Not everything that is medical and scandalous becomes a medical scandal. This is true of cosmetic surgery, which sails through self-contained outrage after self-contained outrage without anyone joining the dots. It’s also true, I think, about some areas of psychiatric treatment, whereby severe side-effects of drug treatments become conflated with symptoms of the original disorder. Society adapts to the new regime, particularly in cases when those paying the highest price are those who are deemed to matter less anyways — ageing women, those with severe mental illness, autistic teenage girls. There comes a point when it is forgotten that things were ever any better. 

I do not wish to suggest that feminist resistance to what is happening right now is not having a tremendous impact. It is, and it will continue to do so. I also suspect that years from now, even if some elements of this madness have become a part of everyday life, there will be a growing awareness that actually, the feminists were right. There will be a grudging acknowledgement — as is the case, I increasingly feel, with anti-porn feminists of the seventies and eighties — that yes, those who originally protested had a point, but that ship has sailed and we are where we are, so best learn to work with it (I read The Right to Sex so you don’t have to). 

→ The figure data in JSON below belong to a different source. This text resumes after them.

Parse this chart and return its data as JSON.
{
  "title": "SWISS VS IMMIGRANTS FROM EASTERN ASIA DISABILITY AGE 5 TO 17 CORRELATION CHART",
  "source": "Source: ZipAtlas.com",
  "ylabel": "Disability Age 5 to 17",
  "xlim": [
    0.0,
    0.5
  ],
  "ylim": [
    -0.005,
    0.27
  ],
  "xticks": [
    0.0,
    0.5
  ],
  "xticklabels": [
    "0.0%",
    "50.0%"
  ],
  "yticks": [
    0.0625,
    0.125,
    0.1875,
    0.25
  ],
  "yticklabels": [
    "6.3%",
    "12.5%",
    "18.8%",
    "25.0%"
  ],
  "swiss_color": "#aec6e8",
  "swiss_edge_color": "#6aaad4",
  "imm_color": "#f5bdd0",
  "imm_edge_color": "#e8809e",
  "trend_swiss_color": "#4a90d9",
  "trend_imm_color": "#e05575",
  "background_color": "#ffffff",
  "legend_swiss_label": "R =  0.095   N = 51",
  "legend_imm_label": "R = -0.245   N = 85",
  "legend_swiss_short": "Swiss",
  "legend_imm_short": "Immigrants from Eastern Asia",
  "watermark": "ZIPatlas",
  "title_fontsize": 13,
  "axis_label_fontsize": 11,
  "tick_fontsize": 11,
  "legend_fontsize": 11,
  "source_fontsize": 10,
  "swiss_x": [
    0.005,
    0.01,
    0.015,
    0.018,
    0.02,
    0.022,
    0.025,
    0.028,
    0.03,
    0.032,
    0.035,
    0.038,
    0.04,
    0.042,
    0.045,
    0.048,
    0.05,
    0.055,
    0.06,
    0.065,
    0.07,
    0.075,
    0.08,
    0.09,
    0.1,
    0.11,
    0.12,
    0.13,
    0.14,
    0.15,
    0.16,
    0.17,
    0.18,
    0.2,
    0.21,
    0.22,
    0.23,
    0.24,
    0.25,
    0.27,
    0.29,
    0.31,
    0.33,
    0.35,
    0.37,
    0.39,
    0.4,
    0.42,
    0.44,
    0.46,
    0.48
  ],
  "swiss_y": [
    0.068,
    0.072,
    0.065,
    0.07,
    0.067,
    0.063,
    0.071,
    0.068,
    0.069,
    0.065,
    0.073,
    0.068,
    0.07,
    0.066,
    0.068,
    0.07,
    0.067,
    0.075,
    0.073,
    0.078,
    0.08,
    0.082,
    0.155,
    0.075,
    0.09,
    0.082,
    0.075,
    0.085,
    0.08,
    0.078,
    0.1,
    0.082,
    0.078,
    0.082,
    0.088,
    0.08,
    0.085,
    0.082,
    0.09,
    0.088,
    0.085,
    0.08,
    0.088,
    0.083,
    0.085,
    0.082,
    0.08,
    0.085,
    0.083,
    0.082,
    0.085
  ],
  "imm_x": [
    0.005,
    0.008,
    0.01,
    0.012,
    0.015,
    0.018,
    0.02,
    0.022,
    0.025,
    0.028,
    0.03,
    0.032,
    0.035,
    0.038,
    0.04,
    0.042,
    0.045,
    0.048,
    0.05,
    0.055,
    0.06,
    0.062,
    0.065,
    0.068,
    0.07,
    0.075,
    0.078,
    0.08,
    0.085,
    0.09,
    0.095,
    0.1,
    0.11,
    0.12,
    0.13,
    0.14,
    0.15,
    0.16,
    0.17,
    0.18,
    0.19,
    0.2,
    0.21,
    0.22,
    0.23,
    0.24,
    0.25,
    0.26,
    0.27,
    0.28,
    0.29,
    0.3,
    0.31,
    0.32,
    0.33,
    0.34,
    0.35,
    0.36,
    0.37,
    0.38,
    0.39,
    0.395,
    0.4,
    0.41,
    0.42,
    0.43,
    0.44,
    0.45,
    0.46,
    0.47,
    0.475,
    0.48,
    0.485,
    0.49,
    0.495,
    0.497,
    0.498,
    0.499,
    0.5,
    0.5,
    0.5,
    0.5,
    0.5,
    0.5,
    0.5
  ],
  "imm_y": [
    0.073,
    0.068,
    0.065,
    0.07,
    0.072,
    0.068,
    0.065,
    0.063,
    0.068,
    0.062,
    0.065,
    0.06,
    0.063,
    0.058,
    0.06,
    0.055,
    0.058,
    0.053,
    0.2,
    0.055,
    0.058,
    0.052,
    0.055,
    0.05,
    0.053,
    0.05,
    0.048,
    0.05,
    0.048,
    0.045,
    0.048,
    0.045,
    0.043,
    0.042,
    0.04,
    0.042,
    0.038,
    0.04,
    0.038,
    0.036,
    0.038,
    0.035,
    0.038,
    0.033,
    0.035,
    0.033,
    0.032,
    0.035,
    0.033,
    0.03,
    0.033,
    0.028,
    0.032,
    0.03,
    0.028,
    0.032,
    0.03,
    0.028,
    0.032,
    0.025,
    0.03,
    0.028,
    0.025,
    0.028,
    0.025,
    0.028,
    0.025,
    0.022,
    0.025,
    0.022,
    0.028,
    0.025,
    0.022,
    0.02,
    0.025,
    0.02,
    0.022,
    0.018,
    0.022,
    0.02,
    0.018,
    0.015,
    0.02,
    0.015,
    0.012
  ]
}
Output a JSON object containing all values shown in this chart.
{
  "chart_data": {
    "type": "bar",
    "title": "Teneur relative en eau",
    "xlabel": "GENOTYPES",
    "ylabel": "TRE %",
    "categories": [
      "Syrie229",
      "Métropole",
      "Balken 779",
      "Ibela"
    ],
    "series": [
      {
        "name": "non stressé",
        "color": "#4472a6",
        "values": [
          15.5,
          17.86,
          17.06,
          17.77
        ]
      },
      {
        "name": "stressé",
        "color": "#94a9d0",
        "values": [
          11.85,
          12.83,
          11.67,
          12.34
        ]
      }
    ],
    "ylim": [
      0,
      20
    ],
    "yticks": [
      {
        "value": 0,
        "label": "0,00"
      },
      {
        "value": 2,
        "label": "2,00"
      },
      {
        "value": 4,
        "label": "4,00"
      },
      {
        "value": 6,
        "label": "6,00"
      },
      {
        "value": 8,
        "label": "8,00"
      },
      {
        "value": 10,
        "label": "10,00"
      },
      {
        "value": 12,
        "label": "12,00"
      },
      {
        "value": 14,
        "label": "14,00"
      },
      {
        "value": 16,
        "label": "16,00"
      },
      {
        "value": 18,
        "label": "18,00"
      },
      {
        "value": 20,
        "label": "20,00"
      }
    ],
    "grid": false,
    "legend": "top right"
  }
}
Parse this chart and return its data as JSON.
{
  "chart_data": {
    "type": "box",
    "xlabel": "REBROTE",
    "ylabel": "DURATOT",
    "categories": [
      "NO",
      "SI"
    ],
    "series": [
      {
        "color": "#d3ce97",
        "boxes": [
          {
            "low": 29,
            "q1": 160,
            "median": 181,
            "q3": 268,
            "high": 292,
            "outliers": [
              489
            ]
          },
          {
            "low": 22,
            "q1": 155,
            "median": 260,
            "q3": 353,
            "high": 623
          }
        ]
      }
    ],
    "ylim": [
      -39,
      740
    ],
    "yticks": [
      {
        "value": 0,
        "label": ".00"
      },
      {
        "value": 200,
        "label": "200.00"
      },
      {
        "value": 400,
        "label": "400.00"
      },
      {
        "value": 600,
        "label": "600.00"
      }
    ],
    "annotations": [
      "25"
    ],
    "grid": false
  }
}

To stop ourselves from getting there at all will take a phenomenal effort. What is being done to some female bodies is changing what all female bodies mean. “Around 1990, technology introduced the end of the woman-made female body,” wrote Wolf. “A woman began to lose the luxury of taking for granted that she had a face and a body that were hers alone in which she could live out her life.” The solution to this cannot be to reject ourselves completely. All feminists should be able to understand this. Without it, we cannot even begin to claim ourselves back.